Since it was first published in 1843, Charles Dickens’ “A Christmas Carol” has enthused and delighted audiences across media forms for generations. It’s been brought to the stage as both a play and a musical.
Here in Massachusetts, the North Shore Music Theatre has staged a theatrical performance of the story since 1989, with David Coffee starring as Scrooge for the past 29 seasons. In Lowell, Karen MacDonald returns this season for her second year playing Ebenezer at Merrimack Repertory Theatre. Both Coffee and MacDonald joined GBH News Executive Arts Editor Jared Bowen to unpack the long and complicated story of “A Christmas Carol,” and what it means for them to return to their starring roles.
For Coffee, who has played the role many times even outside of his 29 years at North Shore Music Theatre, he said that he approaches the character as if “looking at a very hurt person.” This empathy for Scrooge allows Coffee and audiences to understand that Christmas “is the hardest time of the year for him to deal with,” since so much of the trauma that is unpacked during his ghostly visits happened around the holidays.
MacDonald concurred that Scrooge “feels like this person [who] is so hard and protected and in this weird cocoon that he calls his office." MacDonald concluded that “it’s a story of redemption, ultimately. I think that it is possible for anyone to be redeemed. And maybe that’s a really good thing to remember in these days.”
“I’ve changed, but he doesn’t change," Coffee said of performing Scrooge for so many years. "I have an instinctive feeling for him.”
Having grown up with the story, as many have, Coffee said that “whether you’ve actually even seen the show [or not], you know these characters.” Even in childhood, Coffee understood and related to the experience of Scrooge more than that of characters like Tiny Tim, because he said, “I’ve just always had a kinship with him. I didn’t go so far as to build a shell around myself, but I can understand where he was coming from.”
Comparatively, for MacDonald, approaching this character particularly as a woman was vastly different. When Merrimack Repertory Theatre Artistic Director Courtney Sale first asked MacDonald to join the cast, MacDonald said, “it was not her desire for her production to be Mrs. Scrooge, it was to be Ebenezer Scrooge. As a woman, having a chance to play that character, I stuck with the story [from] the book as opposed to looking necessarily at films.”
MacDonald emphasized the importance of bringing one’s own spin to the role, avoiding other stage and screen iterations of “A Christmas Carol.”

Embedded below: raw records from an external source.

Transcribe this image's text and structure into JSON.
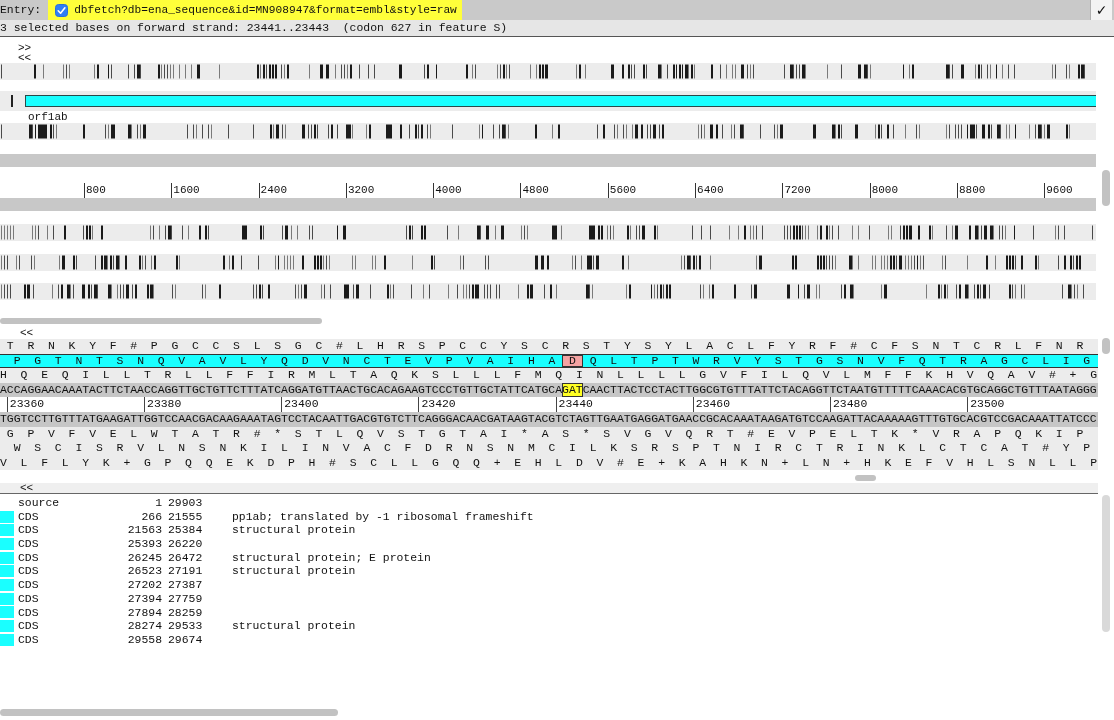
{
  "entry_bar": {
    "label": "Entry:",
    "entries": [
      {
        "name": "dbfetch?db=ena_sequence&id=MN908947&format=embl&style=raw",
        "checked": true,
        "active": true
      }
    ],
    "confirm_button": "✓"
  },
  "status_line": "3 selected bases on forward strand: 23441..23443  (codon 627 in feature S)",
  "overview": {
    "markers": [
      ">>",
      "<<"
    ],
    "tracks": [
      {
        "kind": "stop_codons"
      },
      {
        "kind": "features",
        "features": [
          {
            "label": "orf1ab"
          }
        ]
      },
      {
        "kind": "stop_codons"
      },
      {
        "kind": "strand"
      },
      {
        "kind": "scale",
        "ticks": [
          "800",
          "1600",
          "2400",
          "3200",
          "4000",
          "4800",
          "5600",
          "6400",
          "7200",
          "8000",
          "8800",
          "9600"
        ]
      },
      {
        "kind": "strand"
      },
      {
        "kind": "stop_codons"
      },
      {
        "kind": "stop_codons"
      },
      {
        "kind": "stop_codons"
      }
    ]
  },
  "sequence_view": {
    "marker": "<<",
    "rows": [
      {
        "kind": "frame",
        "feature": false,
        "segments": [
          {
            "text": "T R N K Y F # P G C C S L S G C # L H R S P C C Y S C R S T Y S Y L A C L F Y R F # C F S N T C R L F N R",
            "selected": false
          }
        ]
      },
      {
        "kind": "frame",
        "feature": true,
        "segments": [
          {
            "text": "P G T N T S N Q V A V L Y Q D V N C T E V P V A I H A",
            "selected": false
          },
          {
            "text": "D",
            "selected": true
          },
          {
            "text": "Q L T P T W R V Y S T G S N V F Q T R A G C L I G",
            "selected": false
          }
        ]
      },
      {
        "kind": "frame",
        "feature": false,
        "segments": [
          {
            "text": "H Q E Q I L L T R L L F F I R M L T A Q K S L L L F M Q I N L L L L G V F I L Q V L M F F K H V Q A V # + G",
            "selected": false
          }
        ]
      },
      {
        "kind": "bases",
        "segments": [
          {
            "text": "ACCAGGAACAAATACTTCTAACCAGGTTGCTGTTCTTTATCAGGATGTTAACTGCACAGAAGTCCCTGTTGCTATTCATGCA",
            "selected": false
          },
          {
            "text": "GAT",
            "selected": true
          },
          {
            "text": "CAACTTACTCCTACTTGGCGTGTTTATTCTACAGGTTCTAATGTTTTTCAAACACGTGCAGGCTGTTTAATAGGG",
            "selected": false
          }
        ]
      },
      {
        "kind": "scale",
        "ticks": [
          "23360",
          "23380",
          "23400",
          "23420",
          "23440",
          "23460",
          "23480",
          "23500"
        ]
      },
      {
        "kind": "bases",
        "segments": [
          {
            "text": "TGGTCCTTGTTTATGAAGATTGGTCCAACGACAAGAAATAGTCCTACAATTGACGTGTCTTCAGGGACAACGATAAGTACGTCTAGTTGAATGAGGATGAACCGCACAAATAAGATGTCCAAGATTACAAAAAGTTTGTGCACGTCCGACAAATTATCCC",
            "selected": false
          }
        ]
      },
      {
        "kind": "frame",
        "feature": false,
        "segments": [
          {
            "text": "G P V F V E L W T A T R # * S T L Q V S T G T A I * A S * S V G V Q R T # E V P E L T K * V R A P Q K I P",
            "selected": false
          }
        ]
      },
      {
        "kind": "frame",
        "feature": false,
        "segments": [
          {
            "text": "W S C I S R V L N S N K I L I N V A C F D R N S N M C I L K S R S P T N I R C T R I N K L C T C A T # Y P",
            "selected": false
          }
        ]
      },
      {
        "kind": "frame",
        "feature": false,
        "segments": [
          {
            "text": "V L F L Y K + G P Q Q E K D P H # S C L L G Q Q + E H L D V # E + K A H K N + L N + H K E F V H L S N L L P",
            "selected": false
          }
        ]
      }
    ]
  },
  "feature_list": {
    "marker": "<<",
    "features": [
      {
        "key": "source",
        "start": "1",
        "end": "29903"
      },
      {
        "key": "CDS",
        "color": "#1affff",
        "start": "266",
        "end": "21555",
        "note": "pp1ab; translated by -1 ribosomal frameshift"
      },
      {
        "key": "CDS",
        "color": "#1affff",
        "start": "21563",
        "end": "25384",
        "note": "structural protein"
      },
      {
        "key": "CDS",
        "color": "#1affff",
        "start": "25393",
        "end": "26220"
      },
      {
        "key": "CDS",
        "color": "#1affff",
        "start": "26245",
        "end": "26472",
        "note": "structural protein; E protein"
      },
      {
        "key": "CDS",
        "color": "#1affff",
        "start": "26523",
        "end": "27191",
        "note": "structural protein"
      },
      {
        "key": "CDS",
        "color": "#1affff",
        "start": "27202",
        "end": "27387"
      },
      {
        "key": "CDS",
        "color": "#1affff",
        "start": "27394",
        "end": "27759"
      },
      {
        "key": "CDS",
        "color": "#1affff",
        "start": "27894",
        "end": "28259"
      },
      {
        "key": "CDS",
        "color": "#1affff",
        "start": "28274",
        "end": "29533",
        "note": "structural protein"
      },
      {
        "key": "CDS",
        "color": "#1affff",
        "start": "29558",
        "end": "29674"
      }
    ]
  }
}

Notably, the Merrimack Repertory Theatre’s production has a local tie. MacDonald explained that Sale deliberately looked to records from Charles Dickens’ visit to Lowell while planning the production. Dickens had visited Lowell just 20 years after its founding, when, as MacDonald explained, “it was still in its idealistic period where mill girls were coming, mostly from New Hampshire, from Vermont, from Maine,” to work. Many of these mill girls had a passion for writing, and when Dickens was in the area, they shared more than 400 pages of work with him, particularly pieces about ghost stories.
“He came to Lowell, he read some of the ghost stories and the very next thing he wrote was 'A Christmas Carol.’ So whether it was an inspiration [or not], it’s a lovely connection,” MacDonald said. Before each performance of ‘A Christmas Carol’ at MRT, MacDonald plays Dickens in a short prologue explaining this local connection.